Gospel Oak Barking track lowering 3x2

Extra work to complete the troubled Barking to Gospel Oak electrification scheme has increased project costs by £38.8M, Network Rail has said.

Costs for electrifying the 22.4km line have jumped from £132.2M to £171.9M following a series of errors on the project. In February the line was reopened after eight months of engineering works, but design flaws meant that structures needed to carry overhead lines could not be installed. Late delivery of materials added problems to the schedule.

Last month Network Rail announced extra weekend closures on the line would take place between 29 July and 10 September, pushing the completion date back by nearly a year to January 2018. A review into what went wrong during the design process is currently in draft.

“Once [the review is] complete we’ll be sharing key lessons learnt and what we’re doing to improve the way we work,” said a spokesperson for Network Rail.

“The additional funding is being met through efficiencies across Network Rail’s project portfolio.”

The rail body said the additional money includes compensation to Transport for London (TfL), which has put £25M towards the scheme. It also includes payment for extra materials and design services, and compensation to freight companies for the disruption.

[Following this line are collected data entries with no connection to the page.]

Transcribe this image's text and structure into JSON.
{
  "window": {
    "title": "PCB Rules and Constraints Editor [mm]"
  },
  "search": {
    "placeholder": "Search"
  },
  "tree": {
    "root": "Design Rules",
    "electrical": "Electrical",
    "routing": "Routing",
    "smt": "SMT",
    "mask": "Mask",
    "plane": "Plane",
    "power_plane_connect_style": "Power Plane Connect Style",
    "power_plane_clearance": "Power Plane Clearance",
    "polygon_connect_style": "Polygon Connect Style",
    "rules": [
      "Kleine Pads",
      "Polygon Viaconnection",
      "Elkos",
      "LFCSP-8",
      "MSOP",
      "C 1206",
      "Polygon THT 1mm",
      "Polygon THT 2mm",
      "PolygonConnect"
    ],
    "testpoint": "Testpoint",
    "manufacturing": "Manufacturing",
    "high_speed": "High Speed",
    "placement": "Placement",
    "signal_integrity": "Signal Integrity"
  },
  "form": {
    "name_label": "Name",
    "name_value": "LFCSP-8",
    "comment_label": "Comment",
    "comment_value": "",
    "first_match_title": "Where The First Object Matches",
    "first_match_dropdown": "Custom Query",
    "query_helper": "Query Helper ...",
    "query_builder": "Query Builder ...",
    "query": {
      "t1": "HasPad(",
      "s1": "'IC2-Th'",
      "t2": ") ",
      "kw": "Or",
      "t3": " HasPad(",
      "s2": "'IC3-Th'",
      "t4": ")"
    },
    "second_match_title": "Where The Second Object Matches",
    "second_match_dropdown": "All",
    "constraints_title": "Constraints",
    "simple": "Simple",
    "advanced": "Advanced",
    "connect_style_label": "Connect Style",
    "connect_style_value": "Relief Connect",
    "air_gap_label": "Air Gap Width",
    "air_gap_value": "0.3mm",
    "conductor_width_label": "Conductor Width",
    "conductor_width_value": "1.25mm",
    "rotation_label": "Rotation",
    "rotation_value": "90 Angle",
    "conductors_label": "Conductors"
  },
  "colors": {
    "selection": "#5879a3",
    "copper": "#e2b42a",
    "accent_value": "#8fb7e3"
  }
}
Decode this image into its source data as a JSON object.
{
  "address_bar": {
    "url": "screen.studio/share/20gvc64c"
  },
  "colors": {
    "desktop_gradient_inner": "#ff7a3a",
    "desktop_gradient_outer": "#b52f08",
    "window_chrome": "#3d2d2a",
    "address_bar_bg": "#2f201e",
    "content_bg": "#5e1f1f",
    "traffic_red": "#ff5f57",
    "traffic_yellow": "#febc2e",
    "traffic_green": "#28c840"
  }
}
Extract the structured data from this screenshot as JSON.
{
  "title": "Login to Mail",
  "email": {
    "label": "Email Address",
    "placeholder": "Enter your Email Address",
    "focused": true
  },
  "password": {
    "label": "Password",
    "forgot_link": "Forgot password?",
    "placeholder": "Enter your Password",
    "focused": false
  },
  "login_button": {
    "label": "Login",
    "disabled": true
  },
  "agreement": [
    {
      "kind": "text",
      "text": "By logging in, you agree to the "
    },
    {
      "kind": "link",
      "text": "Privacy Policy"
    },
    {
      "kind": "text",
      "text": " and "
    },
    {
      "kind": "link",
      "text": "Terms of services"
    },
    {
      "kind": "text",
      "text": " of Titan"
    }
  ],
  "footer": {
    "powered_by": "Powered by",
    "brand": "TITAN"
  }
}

In a paper presented to its programmes and investment committee, TfL said it was “dismayed” that further closures were required, adding that Network Rail had been overly ambitious about what it could achieve during the first closure.

“Clearly this will result in further disruption for our customers, stakeholders and businesses, as well as resulting in further lost revenue,” it said.

The Department for Transport played down the impact of the cost increase. “Our upgrade programme will double the space for passengers on the Gospel Oak to Barking line, with new four-carriage trains replacing the existing two-carriage services, as well as improving local air quality,” said a spokesman.

“We expect the project to be completed early next year and the cost will be covered from within existing budgets.”